The Shanghai Composite Index (SHCOMP) slumped 2.6 percent at the close, reversing an earlier 0.8 percent gain. A relaxation of curbs on the property market would lead to “chaos,” Wen said at a press conference in Beijing today. A gauge tracking property stocks sank 3.7 percent, led by Poly Real Estate Group Co., while Anhui Conch Cement Co. paced losses by building- material companies.
“Wen’s speech has raised concern that property curbs may be kept in place for longer than previously expected,” said Zhang Ling, general manager at Shanghai River Fund Management Co. “Property accounts for a significant part of the economy.”
The Shanghai Composite had rallied 12 percent in 2012 through yesterday following two years of losses on speculation the central bank would add to a Feb. 18 cut in lenders’ reserve requirements to bolster economic growth. The government’s two- year effort to control the property market helped spur a 26 percent drop in home sales in the first two months of the year.
The Shanghai stock gauge closed 64.57 points lower at 2,391.23, the biggest loss since Nov. 30. The CSI 300 Index (SHSZ300) retreated 2.8 percent to 2,605.11. The Bloomberg China-US 55 Index, the measure of the most-traded U.S.-listed Chinese companies, added 2.1 percent in New York yesterday.

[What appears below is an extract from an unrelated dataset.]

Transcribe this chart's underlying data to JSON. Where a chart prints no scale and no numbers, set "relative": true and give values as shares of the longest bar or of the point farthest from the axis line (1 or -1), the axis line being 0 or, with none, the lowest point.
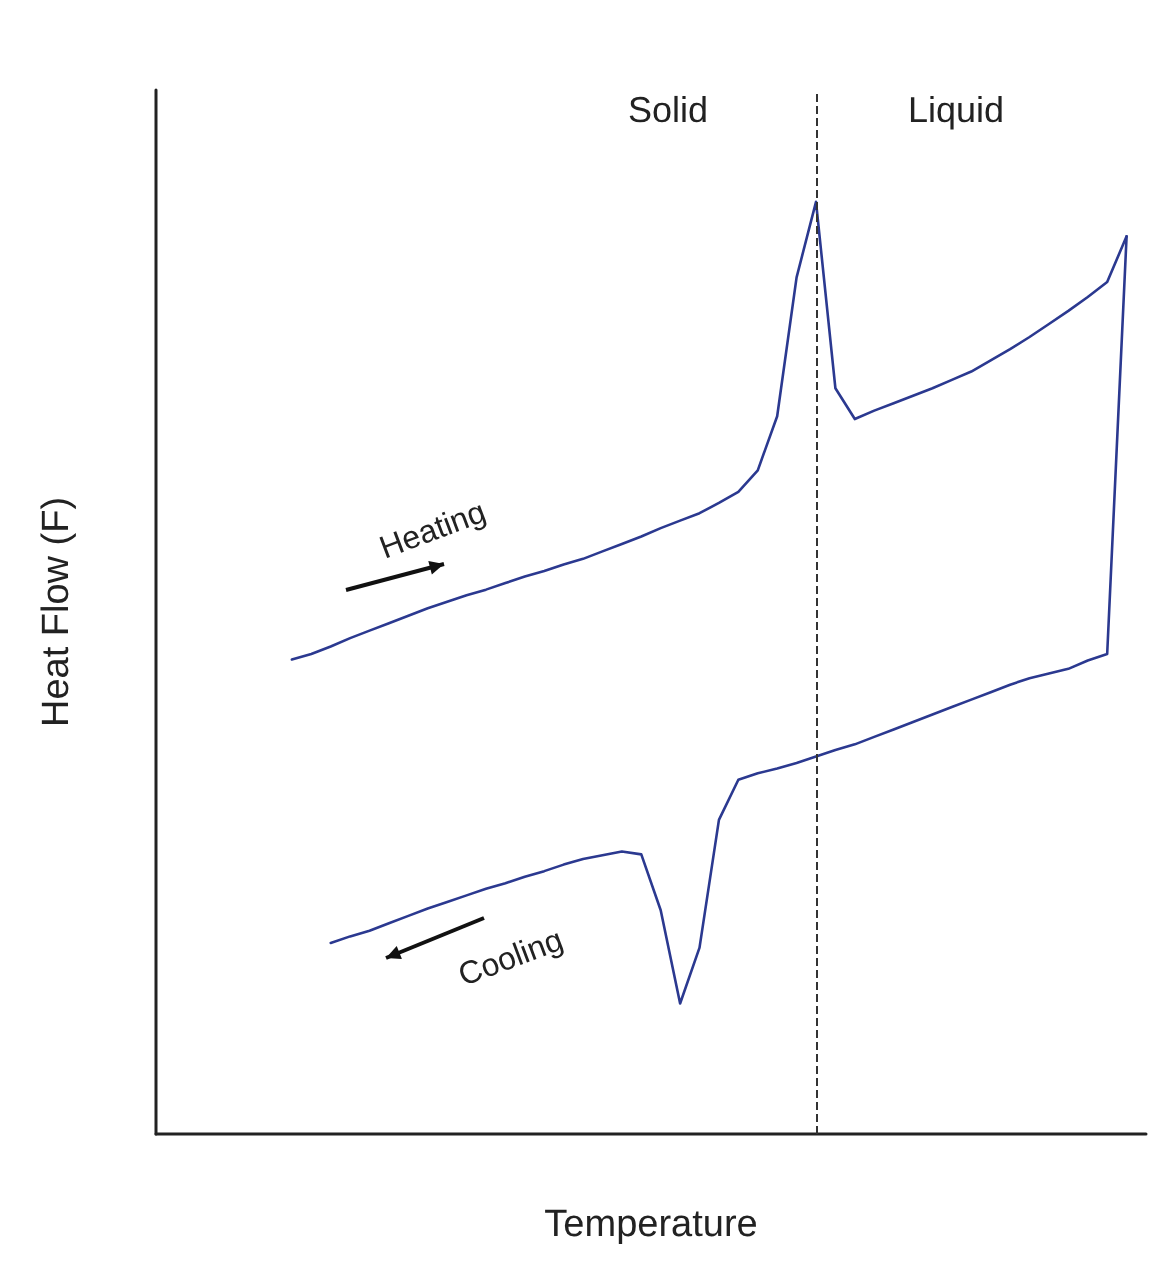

Stocks in the Shanghai index trade at 9.9 times estimated profit, compared with a record low of 8.9 times on Jan. 6, weekly data compiled by Bloomberg showed.
“We must not slacken our efforts in regulating the housing sector,” Wen said, according to an English translation. A bursting property bubble would hurt the entire economy, and the government wants “long-term steady and sound growth” in housing, he said.
The Shanghai Stock Exchange Property Index retreated the most since Sept. 22. Poly Real Estate, China’s second-largest developer by market value, dropped 3 percent to 11 yuan. China Vanke Co., the biggest, lost 2.7 percent to 8.20 yuan. Gemdale Corp. (600383), the fourth largest, slumped 5.9 percent to 5.88 yuan.
“As long as policies remain restrictive, it is difficult for property stocks to continue to perform well,” Timothy Moe, a Hong Kong-based strategist at Goldman Sachs Group Inc., said at a conference in Singapore today.
Building-material makers retreated as falling property sales may curb demand for cement. Anhui Conch, China’s biggest cement maker, slid 3.3 percent to 16.72 yuan. Huaxin Cement Co., the Chinese affiliate of Holcim Ltd., plunged 6.2 percent to 15.25 yuan.
Wen’s comments came after data last week showed China’s factory output in the first two months rose the least since 2009, while retail sales increased less than economists predicted and inflation eased to the slowest pace in 20 months. The government also lowered its 2012 economic growth target to 7.5 percent on March 5 from 8 percent over the past seven years.
“Wen’s speech gave no indication of further stimulus or policy easing such as a cut in reserve ratios which disappointed investors,” River Fund’s Zhang said. “Investors are taking profit.”
A measure of consumer discretionary stocks in the CSI 300 slid 3.9 percent, paring its gain this year to 13 percent. Pang Da Automobile Trade Co., China’s biggest listed auto dealer, tumbled 9.6 percent to 9.28 yuan. SAIC Motor Corp., the nation’s largest carmaker, lost 3.8 percent to 15.22 yuan.
In a sign that the government may be taking more steps to support growth, China is easing restrictions on lending capacity at three of the nation’s four biggest banks, officials at the lenders with knowledge of the matter said.
China’s economic stimulus since 2008 has failed to spur lasting gains in equity valuations even after gross domestic product rose more than 30 times faster than the world’s biggest economies.
The price-to-book ratio of the Hang Seng China Enterprises Index (HSCEI) has declined 21 percent since the collapse of Lehman Brothers Holdings Inc. in September 2008, reversing an increase of as much as 26 percent in 2009. The drop in China is the biggest among equity indexes in the four largest economies, according to data compiled by Bloomberg.
Wen also said that the yuan may be near an equilibrium value and that policy makers will allow greater movement in the exchange rate. The currency is down 0.6 percent this year against the dollar after gaining 4.7 percent in 2011.